I had an eventful December (Christmas can eat a...) Since I had some time off I did the movie marathon thing. Wolf of Wall Street and Django Unchained have been on my list for a while. But in their own way both of those require some homework to really give them the once over they deserve. Wolf of Wall Street basically exists as Scorsese on autopilot. Which isn't to say it's bad. The movie is great but to really sink my teeth in I need to view it within the context of Goodfellas, Casino, The Departed, and Taxi Driver, but  I've only seen half of that list.

And as for Django,  It's a Quentin Tarantino movie even if the movie itself didn't expect me to watch the 100 or so movies it's riffing, this far after it's release I would feel like a jackass if I didn't at least pay lip service to the other big slavery movie of 2013.

Eh. It's on my list.

Anyway Django really is a great movie and made me want to review the Tarantino oeuvre.

That plan went bust I'll explain later.

Time to lay some movie history on you.  Tarantino is hailed as one of the big three indie directors of the early 90's along with Robert Rodriguez and Kevin Smith. What made almost all of these guys interesting is the same thing that made the blockbuster kings of the last generation so interesting.

They were able to somehow manage to combine a sincere love of the trashy low art of thier youth, in this case the grindhouse drivein scene of the late 60's and 70's with incredible structural and scripting chops.

While the blockbuster kings of the 1970's were out to prove yes you can make a pulpy space opera, monster movie, or gangster movie epic and meaningful these guys were much more willing to revel in the "trash" themselves. They didn't feel the need to show the world the beauty in say a heist gone wrong flick because well been there done that.  In other words Lucas and Spielberg try much harder to justify the B movie elements in their movies while this new crop were much more satisfied to say, "this is the type of movie you walked in to. You want to get this shindig rolling or don't you."

To be perfectly honest From Dusk Till Dawn is pretty much a modern B movie, but what makes it interesting is what's going on under the hood especially within the context of what we know now about the guys at the helm.

Dusk Till Dawn having been written by a young Tarantino and directed by a young Rodriguez acts as a rosetta stone to both these guys' styles of movie making.  I spent so much time talking about that 90's crew is because right now, they are the best in the business at shooting "fun" movies at least the big name ones. Rodriguez in particular is a master at shooting over the top, "because movie" action scenes.

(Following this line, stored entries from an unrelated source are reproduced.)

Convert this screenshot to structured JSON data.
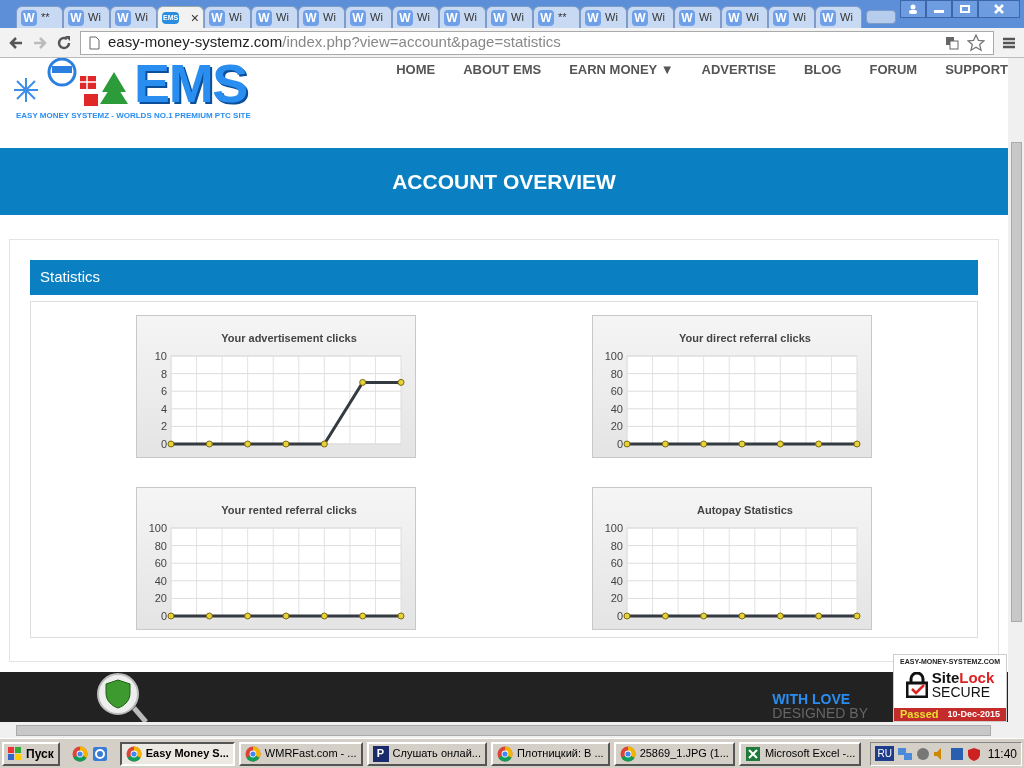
{
  "browser": {
    "tabs": [
      {
        "icon": "W",
        "label": "**",
        "selected": false
      },
      {
        "icon": "W",
        "label": "Wi",
        "selected": false
      },
      {
        "icon": "W",
        "label": "Wi",
        "selected": false
      },
      {
        "icon": "EMS",
        "close": "×",
        "selected": true
      },
      {
        "icon": "W",
        "label": "Wi",
        "selected": false
      },
      {
        "icon": "W",
        "label": "Wi",
        "selected": false
      },
      {
        "icon": "W",
        "label": "Wi",
        "selected": false
      },
      {
        "icon": "W",
        "label": "Wi",
        "selected": false
      },
      {
        "icon": "W",
        "label": "Wi",
        "selected": false
      },
      {
        "icon": "W",
        "label": "Wi",
        "selected": false
      },
      {
        "icon": "W",
        "label": "Wi",
        "selected": false
      },
      {
        "icon": "W",
        "label": "**",
        "selected": false
      },
      {
        "icon": "W",
        "label": "Wi",
        "selected": false
      },
      {
        "icon": "W",
        "label": "Wi",
        "selected": false
      },
      {
        "icon": "W",
        "label": "Wi",
        "selected": false
      },
      {
        "icon": "W",
        "label": "Wi",
        "selected": false
      },
      {
        "icon": "W",
        "label": "Wi",
        "selected": false
      },
      {
        "icon": "W",
        "label": "Wi",
        "selected": false
      }
    ],
    "url_host": "easy-money-systemz.com",
    "url_path": "/index.php?view=account&page=statistics"
  },
  "site": {
    "logo": {
      "title": "EMS",
      "tagline": "EASY MONEY SYSTEMZ - WORLDS NO.1 PREMIUM PTC SITE"
    },
    "nav": [
      {
        "label": "HOME"
      },
      {
        "label": "ABOUT EMS"
      },
      {
        "label": "EARN MONEY ▼"
      },
      {
        "label": "ADVERTISE"
      },
      {
        "label": "BLOG"
      },
      {
        "label": "FORUM"
      },
      {
        "label": "SUPPORT"
      }
    ],
    "banner": "ACCOUNT OVERVIEW",
    "section_title": "Statistics",
    "charts": [
      {
        "chart_data": {
          "type": "line",
          "title": "Your advertisement clicks",
          "grid": true,
          "ylim": [
            0,
            10
          ],
          "yticks": [
            0,
            2,
            4,
            6,
            8,
            10
          ],
          "series": [
            {
              "color": "#333a40",
              "marker": true,
              "values": [
                0,
                0,
                0,
                0,
                0,
                7,
                7
              ]
            }
          ]
        }
      },
      {
        "chart_data": {
          "type": "line",
          "title": "Your direct referral clicks",
          "grid": true,
          "ylim": [
            0,
            100
          ],
          "yticks": [
            0,
            20,
            40,
            60,
            80,
            100
          ],
          "series": [
            {
              "color": "#333a40",
              "marker": true,
              "values": [
                0,
                0,
                0,
                0,
                0,
                0,
                0
              ]
            }
          ]
        }
      },
      {
        "chart_data": {
          "type": "line",
          "title": "Your rented referral clicks",
          "grid": true,
          "ylim": [
            0,
            100
          ],
          "yticks": [
            0,
            20,
            40,
            60,
            80,
            100
          ],
          "series": [
            {
              "color": "#333a40",
              "marker": true,
              "values": [
                0,
                0,
                0,
                0,
                0,
                0,
                0
              ]
            }
          ]
        }
      },
      {
        "chart_data": {
          "type": "line",
          "title": "Autopay Statistics",
          "grid": true,
          "ylim": [
            0,
            100
          ],
          "yticks": [
            0,
            20,
            40,
            60,
            80,
            100
          ],
          "series": [
            {
              "color": "#333a40",
              "marker": true,
              "values": [
                0,
                0,
                0,
                0,
                0,
                0,
                0
              ]
            }
          ]
        }
      }
    ],
    "footer": {
      "line1": "WITH LOVE",
      "line2": "DESIGNED BY"
    },
    "sitelock": {
      "domain": "EASY-MONEY-SYSTEMZ.COM",
      "brand_a": "Site",
      "brand_b": "Lock",
      "secure": "SECURE",
      "status": "Passed",
      "date": "10-Dec-2015"
    }
  },
  "taskbar": {
    "start": "Пуск",
    "tasks": [
      {
        "kind": "chrome",
        "label": "Easy Money S...",
        "selected": true
      },
      {
        "kind": "chrome",
        "label": "WMRFast.com - ...",
        "selected": false
      },
      {
        "kind": "p",
        "icon": "P",
        "label": "Слушать онлай...",
        "selected": false
      },
      {
        "kind": "chrome",
        "label": "Плотницкий: В ...",
        "selected": false
      },
      {
        "kind": "chrome",
        "label": "25869_1.JPG (1...",
        "selected": false
      },
      {
        "kind": "excel",
        "label": "Microsoft Excel -...",
        "selected": false
      }
    ],
    "language": "RU",
    "clock": "11:40"
  }
}
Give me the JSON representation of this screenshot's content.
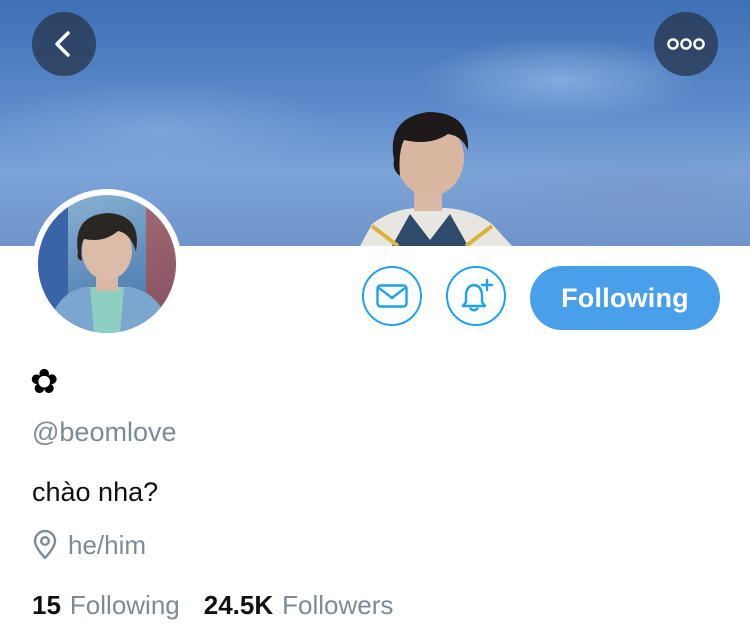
{
  "header": {
    "back_icon": "chevron-left-icon",
    "more_icon": "ellipsis-icon"
  },
  "actions": {
    "message_icon": "envelope-icon",
    "notify_icon": "bell-plus-icon",
    "follow_label": "Following"
  },
  "profile": {
    "display_name": "✿",
    "handle": "@beomlove",
    "bio": "chào nha?",
    "location": "he/him",
    "location_icon": "map-pin-icon"
  },
  "stats": {
    "following_count": "15",
    "following_label": "Following",
    "followers_count": "24.5K",
    "followers_label": "Followers"
  },
  "colors": {
    "accent": "#1da1f2",
    "button_fill": "#4a9fea",
    "secondary_text": "#7d8b98"
  }
}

And part of that is because most of the 90's movie brats loved the facsimile or movieness of film. And I suppose if thier movies had any sort of consistent point to be made that would be it. Contrary to popular belief about things like "realism" and "suspension of disbelief" there is a power nay an importance to that facsimile of film and it should be celebrated rather than restrained and denied.

It's been what? 20 years so fuck spoilers.

The movie basically exists to have fun with old movie genres and recreate in its audience and let's be honest its crew the feeling of a night out at the grindhouse,  at first playing like a tribute to Bonnie and Clyde, then morphing into a Sam Raimi picture.  And then switching gears to Romero rules with a dash of John Carpenter thrown in for good measure.

This movie is basically both men's love letter to the movies of thier youth and really once you think about aren't all thier movies love letters to film itself.

The reason why I didn't just go a head with the Tarantino plan is that I got sidelined with this flick I wanted more and so I binged on the Tv show just before getting knocked out by the microbial menace and having fever dreams of being eaten alive by snake people.

P.S. I might as well cop to this I borrowed a lot of these ideas from Movie Bob's Hollywood History series check it out.